The time for chin scratching and stalling is behind us. Once disruption hits a tipping point, just under 50% of the revenue of incumbent businesses is lost within five years to disruptors or competitors who have embraced change, according to the PwC Global Fintech Report (which makes for sobering reading). The insurance industry is an example. Half of the revenue from the agent-based distribution model has shifted to direct insurance sellers in recent years. According to the report, incumbent businesses fear they might lose 23% of their market share due to technology while fintech companies hope to gain 33% of the business of incumbents. Executives in the fund transfer and payments industry fear they might lose up to 28% of their market share, and bankers forecast they are likely to lose 24% of their market share. Against that backdrop, the time to act is now.

Fintech Can Level the Playing Field

Financial technology can level the playing field for smaller banks and credit unions, allowing those who embrace technology to grow and even enter new markets such as commercial lending. While small banks lack big budgets to experiment with fintech in-house, they can use innovative digital offerings to expand beyond their traditional customer base. Smaller banks typically have higher satisfaction rates and greater community involvement, putting them at an advantage in gaining middle market customers.

Meanwhile, fintech companies are socially savvy marketers who have learned how to quickly establish themselves on a national scale with limited advertising budgets. But the current regulatory environment makes it hard for them to directly enter the financial services industry.
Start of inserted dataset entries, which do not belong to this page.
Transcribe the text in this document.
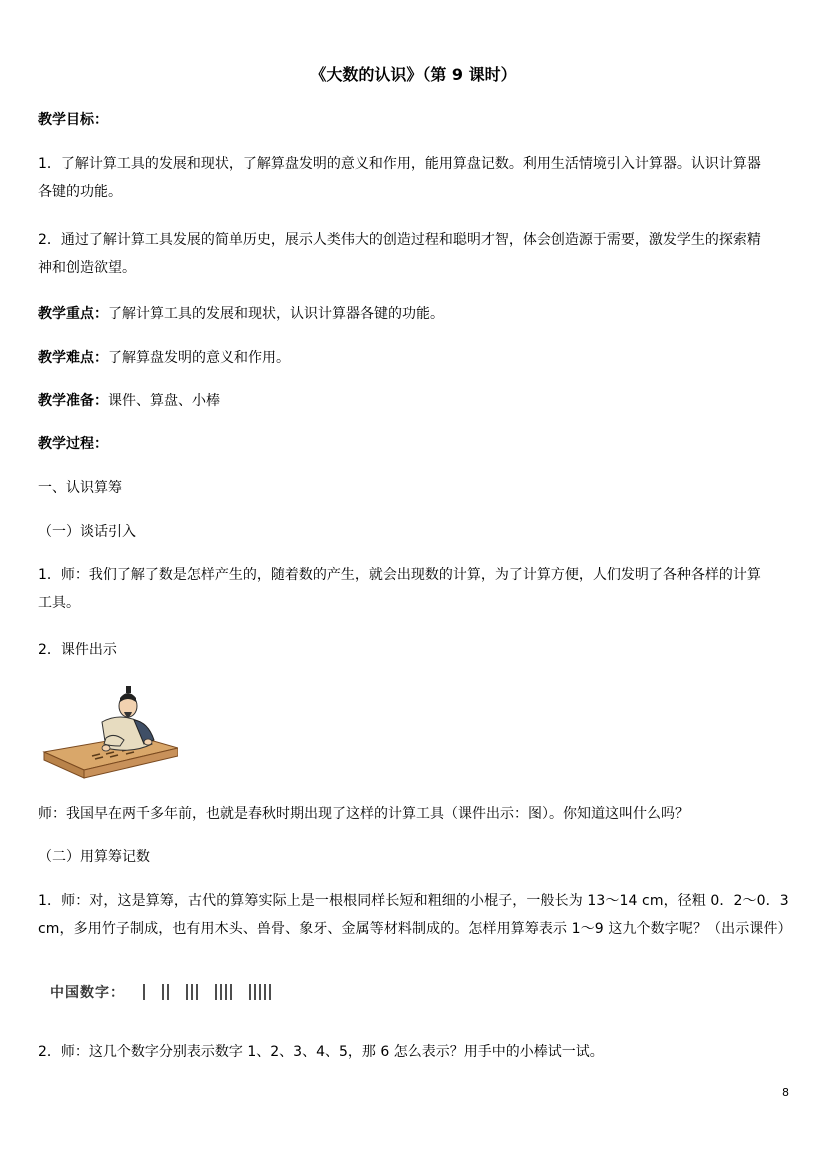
《大数的认识》（第 9 课时）
教学目标：
1．了解计算工具的发展和现状，了解算盘发明的意义和作用，能用算盘记数。利用生活情境引入计算器。认识计算器
各键的功能。
2．通过了解计算工具发展的简单历史，展示人类伟大的创造过程和聪明才智，体会创造源于需要，激发学生的探索精
神和创造欲望。
教学重点：了解计算工具的发展和现状，认识计算器各键的功能。
教学难点：了解算盘发明的意义和作用。
教学准备：课件、算盘、小棒
教学过程：
一、认识算筹
（一）谈话引入
1．师：我们了解了数是怎样产生的，随着数的产生，就会出现数的计算，为了计算方便，人们发明了各种各样的计算
工具。
2．课件出示
师：我国早在两千多年前，也就是春秋时期出现了这样的计算工具（课件出示：图）。你知道这叫什么吗？
（二）用算筹记数
1．师：对，这是算筹，古代的算筹实际上是一根根同样长短和粗细的小棍子，一般长为 13～14 cm，径粗 0．2～0．3
cm，多用竹子制成，也有用木头、兽骨、象牙、金属等材料制成的。怎样用算筹表示 1～9 这九个数字呢？（出示课件）
中国数字：
2．师：这几个数字分别表示数字 1、2、3、4、5，那 6 怎么表示？用手中的小棒试一试。
8
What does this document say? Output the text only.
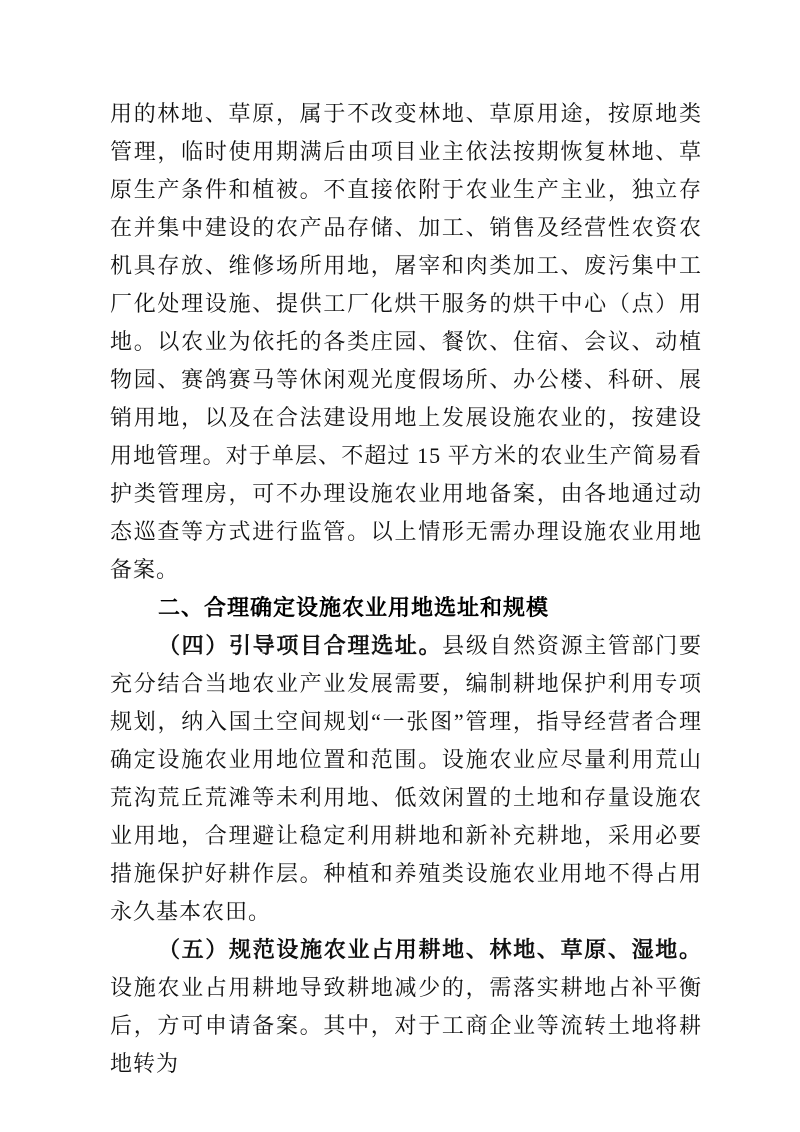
用的林地、草原，属于不改变林地、草原用途，按原地类管理，临时使用期满后由项目业主依法按期恢复林地、草原生产条件和植被。不直接依附于农业生产主业，独立存在并集中建设的农产品存储、加工、销售及经营性农资农机具存放、维修场所用地，屠宰和肉类加工、废污集中工厂化处理设施、提供工厂化烘干服务的烘干中心（点）用地。以农业为依托的各类庄园、餐饮、住宿、会议、动植物园、赛鸽赛马等休闲观光度假场所、办公楼、科研、展销用地，以及在合法建设用地上发展设施农业的，按建设用地管理。对于单层、不超过 15 平方米的农业生产简易看护类管理房，可不办理设施农业用地备案，由各地通过动态巡查等方式进行监管。以上情形无需办理设施农业用地备案。

二、合理确定设施农业用地选址和规模

（四）引导项目合理选址。县级自然资源主管部门要充分结合当地农业产业发展需要，编制耕地保护利用专项规划，纳入国土空间规划“一张图”管理，指导经营者合理确定设施农业用地位置和范围。设施农业应尽量利用荒山荒沟荒丘荒滩等未利用地、低效闲置的土地和存量设施农业用地，合理避让稳定利用耕地和新补充耕地，采用必要措施保护好耕作层。种植和养殖类设施农业用地不得占用永久基本农田。

（五）规范设施农业占用耕地、林地、草原、湿地。设施农业占用耕地导致耕地减少的，需落实耕地占补平衡后，方可申请备案。其中，对于工商企业等流转土地将耕地转为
Small banks can combine their strengths of keeping customers happy and dealing with regulators with fintech’s ability to develop cutting edge, consumer-centric digital offerings.

Technology Enables Banks to Give Customers What They Want

Customers want new, easier ways to interact with their financial services companies and to manage their finances. That is true of business customers and retail consumers. That can be anything from creating a better online experience for business customers to adding secure document filing within a digital safety deposit box. Adding those capabilities can help acquire and retain clients to grow a commercial banking business.
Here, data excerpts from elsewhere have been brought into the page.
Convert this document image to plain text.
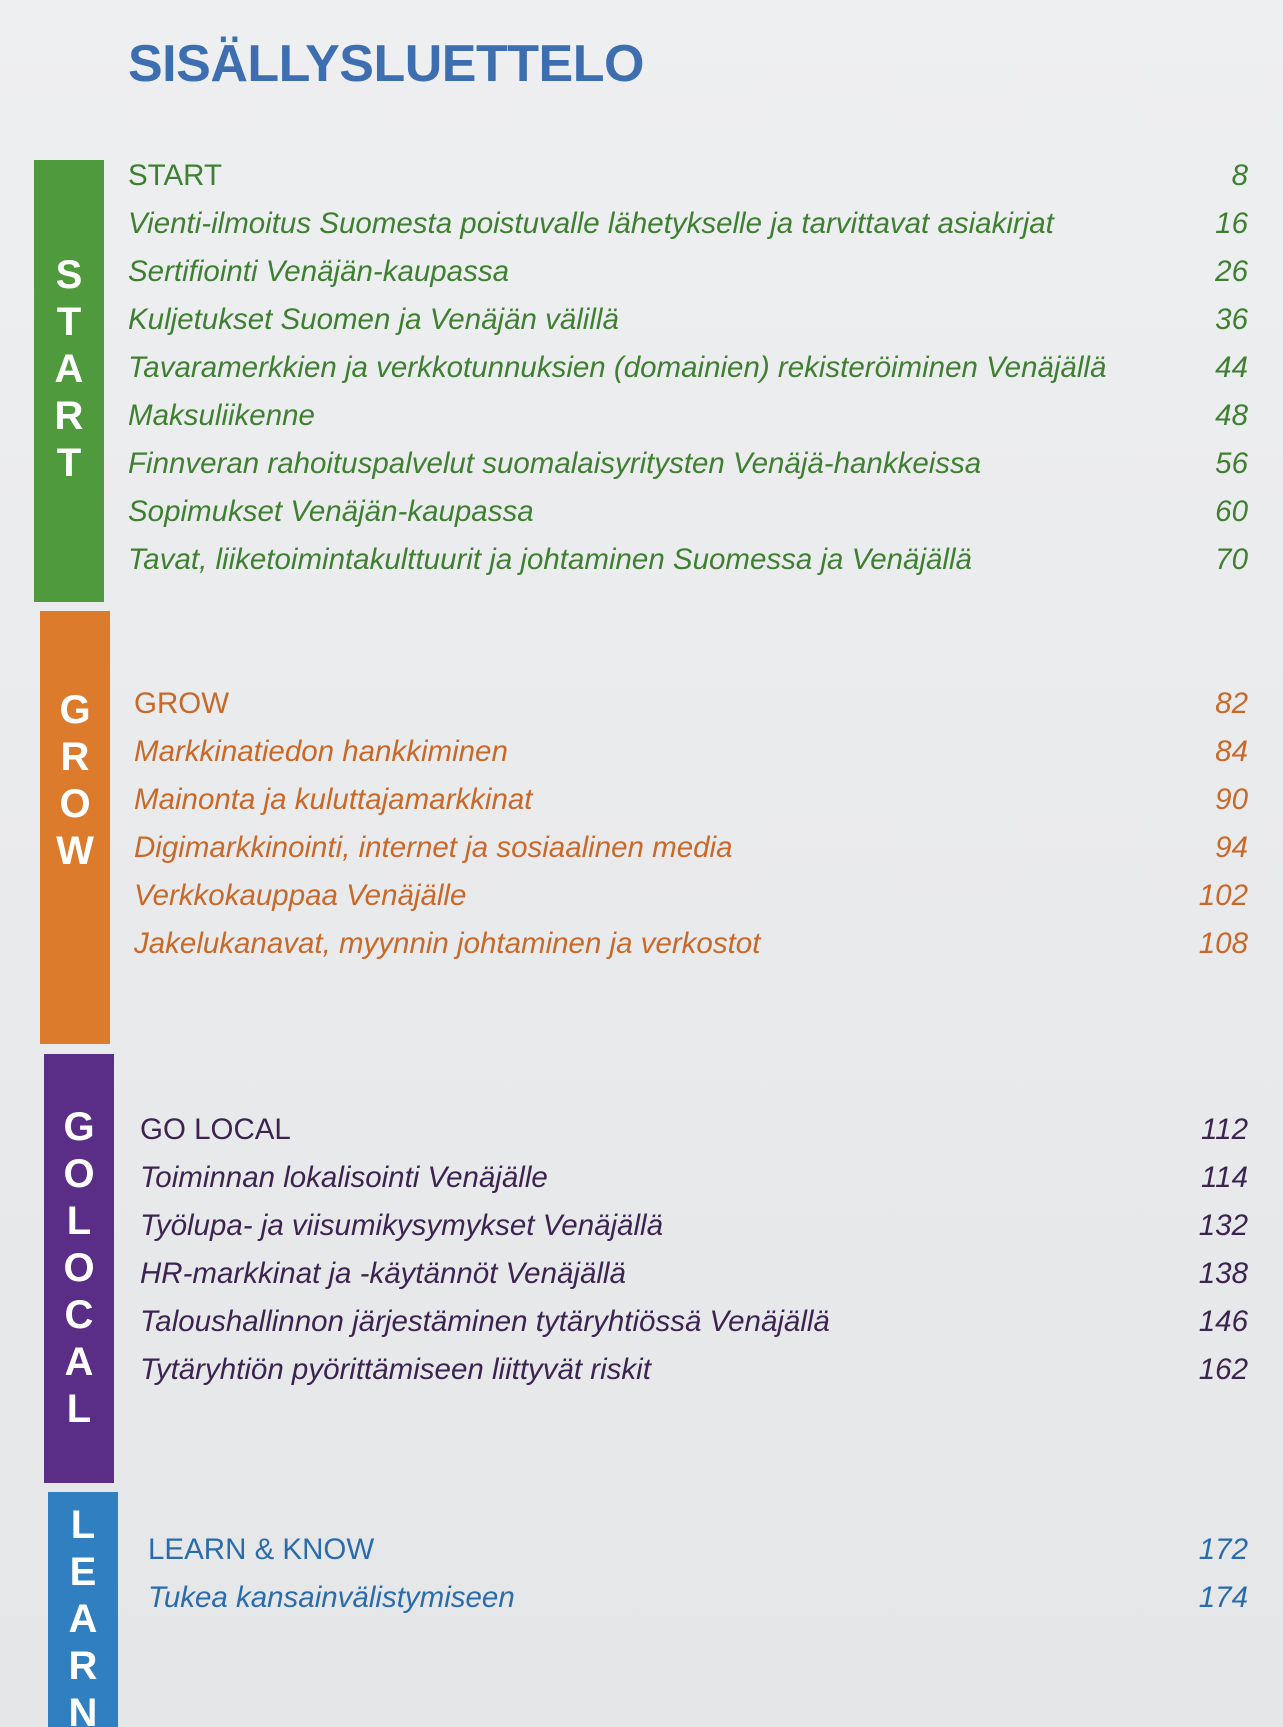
SISÄLLYSLUETTELO
S
T
A
R
T
START	8
Vienti-ilmoitus Suomesta poistuvalle lähetykselle ja tarvittavat asiakirjat	16
Sertifiointi Venäjän-kaupassa	26
Kuljetukset Suomen ja Venäjän välillä	36
Tavaramerkkien ja verkkotunnuksien (domainien) rekisteröiminen Venäjällä	44
Maksuliikenne	48
Finnveran rahoituspalvelut suomalaisyritysten Venäjä-hankkeissa	56
Sopimukset Venäjän-kaupassa	60
Tavat, liiketoimintakulttuurit ja johtaminen Suomessa ja Venäjällä	70
G
R
O
W
GROW	82
Markkinatiedon hankkiminen	84
Mainonta ja kuluttajamarkkinat	90
Digimarkkinointi, internet ja sosiaalinen media	94
Verkkokauppaa Venäjälle	102
Jakelukanavat, myynnin johtaminen ja verkostot	108
G
O
L
O
C
A
L
GO LOCAL	112
Toiminnan lokalisointi Venäjälle	114
Työlupa- ja viisumikysymykset Venäjällä	132
HR-markkinat ja -käytännöt Venäjällä	138
Taloushallinnon järjestäminen tytäryhtiössä Venäjällä	146
Tytäryhtiön pyörittämiseen liittyvät riskit	162
L
E
A
R
N
LEARN & KNOW	172
Tukea kansainvälistymiseen	174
That’s not news for most financial firms but, unfortunately, a survey by Gallup reveals that many institutions are getting the transition to digital wrong by not providing a strong enough digital experience to keep customers satisfied and engaged. Financial companies need to be at once more strategic and more aggressive about their digital plays to provide superior service.
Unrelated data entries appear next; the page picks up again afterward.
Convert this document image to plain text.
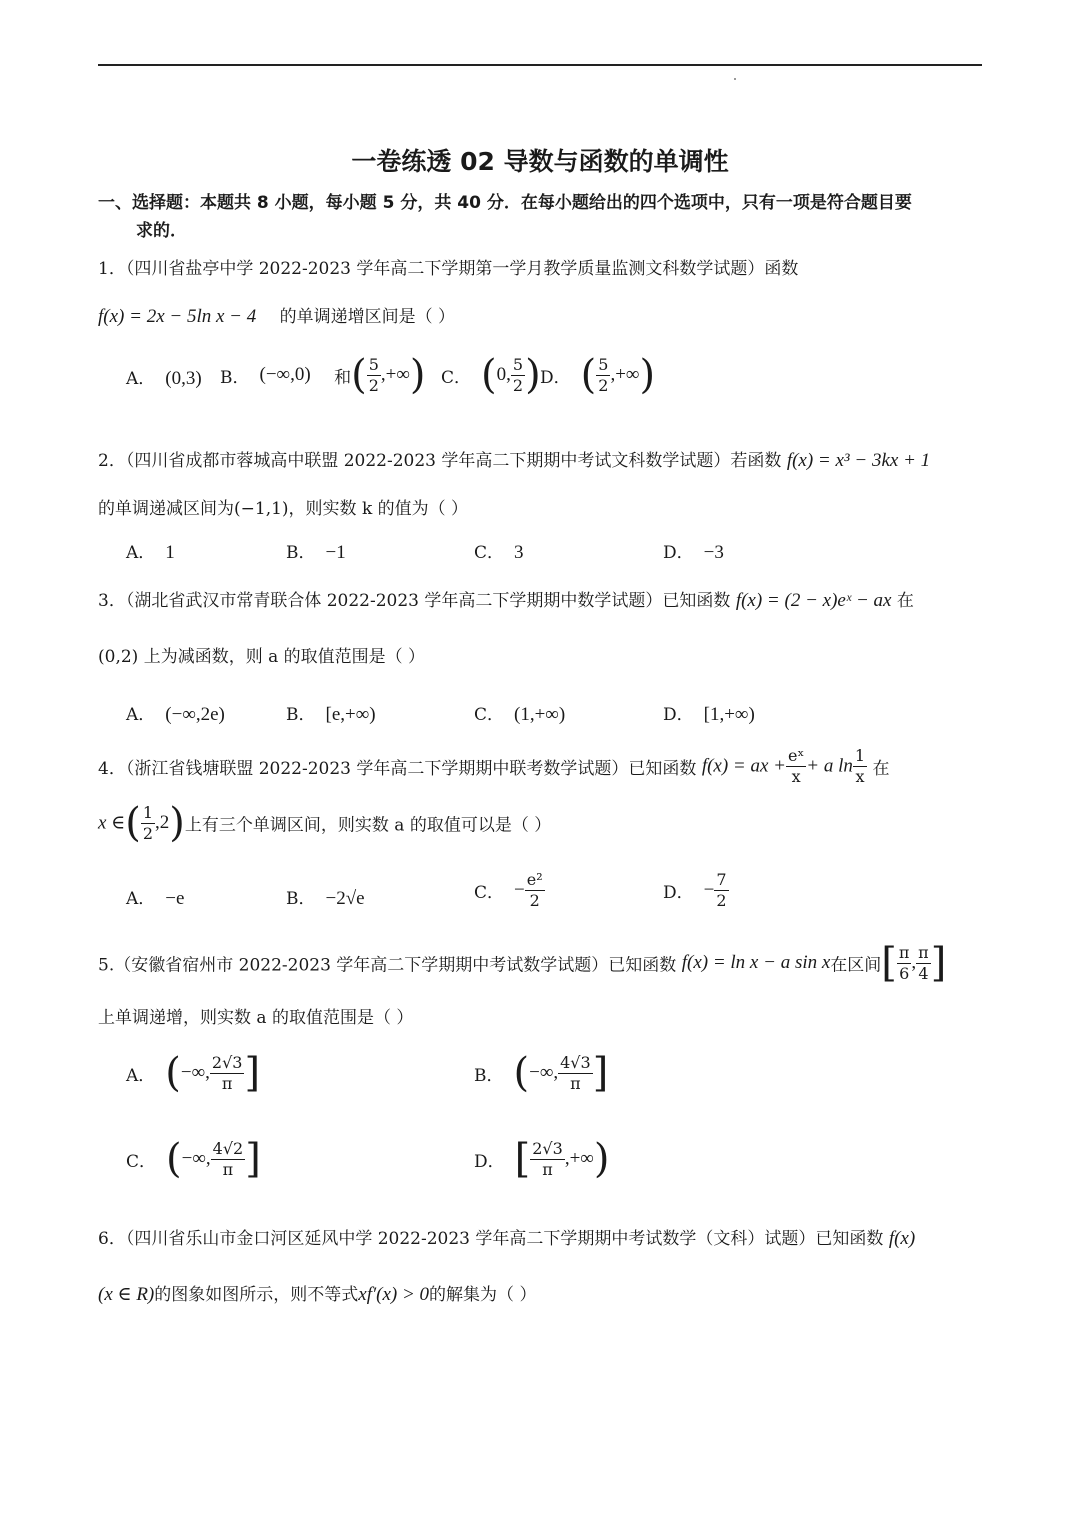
一卷练透 02 导数与函数的单调性
一、选择题：本题共 8 小题，每小题 5 分，共 40 分．在每小题给出的四个选项中，只有一项是符合题目要
求的．
1．（四川省盐亭中学 2022-2023 学年高二下学期第一学月教学质量监测文科数学试题）函数
f(x) = 2x − 5ln x − 4 的单调递增区间是（ ）
A． (0,3) B． (−∞,0) 和( $\frac{5}{2}$ ,+∞) C． (0, $\frac{5}{2}$ ) D． ( $\frac{5}{2}$ ,+∞)
2．（四川省成都市蓉城高中联盟 2022-2023 学年高二下期期中考试文科数学试题）若函数 f(x) = x³ − 3kx + 1
的单调递减区间为(−1,1)，则实数 k 的值为（ ）
A． 1	B． −1	C． 3	D． −3
3．（湖北省武汉市常青联合体 2022-2023 学年高二下学期期中数学试题）已知函数 f(x) = (2 − x)eˣ − ax 在
(0,2) 上为减函数，则 a 的取值范围是（ ）
A． (−∞,2e)	B． [e,+∞)	C． (1,+∞)	D． [1,+∞)
4．（浙江省钱塘联盟 2022-2023 学年高二下学期期中联考数学试题）已知函数 f(x) = ax + $\frac{\text{eˣ}}{x} + a$ $\ln \frac{1}{x}$ 在
x ∈( $\frac{1}{2} ,2$)上有三个单调区间，则实数 a 的取值可以是（ ）
A． −e	B． −2√e	C． − $\frac{\text{e²}}{2}$	D． − $\frac{7}{2}$
5.（安徽省宿州市 2022-2023 学年高二下学期期中考试数学试题）已知函数 f(x) = ln x − a sin x在区间[ $\frac{\pi}{6}$ , $\frac{\pi}{4}$ ]
上单调递增，则实数 a 的取值范围是（ ）
A． (−∞, $\frac{2√3}{\pi}$ ]	B． (−∞, $\frac{4√3}{\pi}$ ]
C． (−∞, $\frac{4√2}{\pi}$ ]	D． [ $\frac{2√3}{\pi}$ ,+∞)
6．（四川省乐山市金口河区延风中学 2022-2023 学年高二下学期期中考试数学（文科）试题）已知函数 f(x)
(x ∈ R)的图象如图所示，则不等式xf′(x) > 0的解集为（ ）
Partnerships Allow Financial Service Firms to Stay Competitive

Disruptive companies often leave established businesses in their dust. Think of how Google shook up the advertising business, how Apple forever changed the mobile phone industry and the distribution of music and content and how Facebook completely altered media and communication.

Asset-based lenders are not immune to such upheaval. Smart financial service firms will partner with best-in-class fintech companies, helping them meet (and even surpass) the expectations of their tech-savvy business customers.

We are at a technology tipping point where financial service companies are either going to build market share or struggle for years. However, even the most enthusiastic financial firm can’t expect to change into a digital company overnight. According to research from Deloitte, firms must, over time, develop a workplace that is agile, allowing for constant innovation in a culture that is willing to “fail early, fail fast (and) learn faster.” Savvy financial service firms need to transform their culture from within while at the same time partnering with fintech innovators that can develop enhanced digital experiences now in order to keep their business for the long run.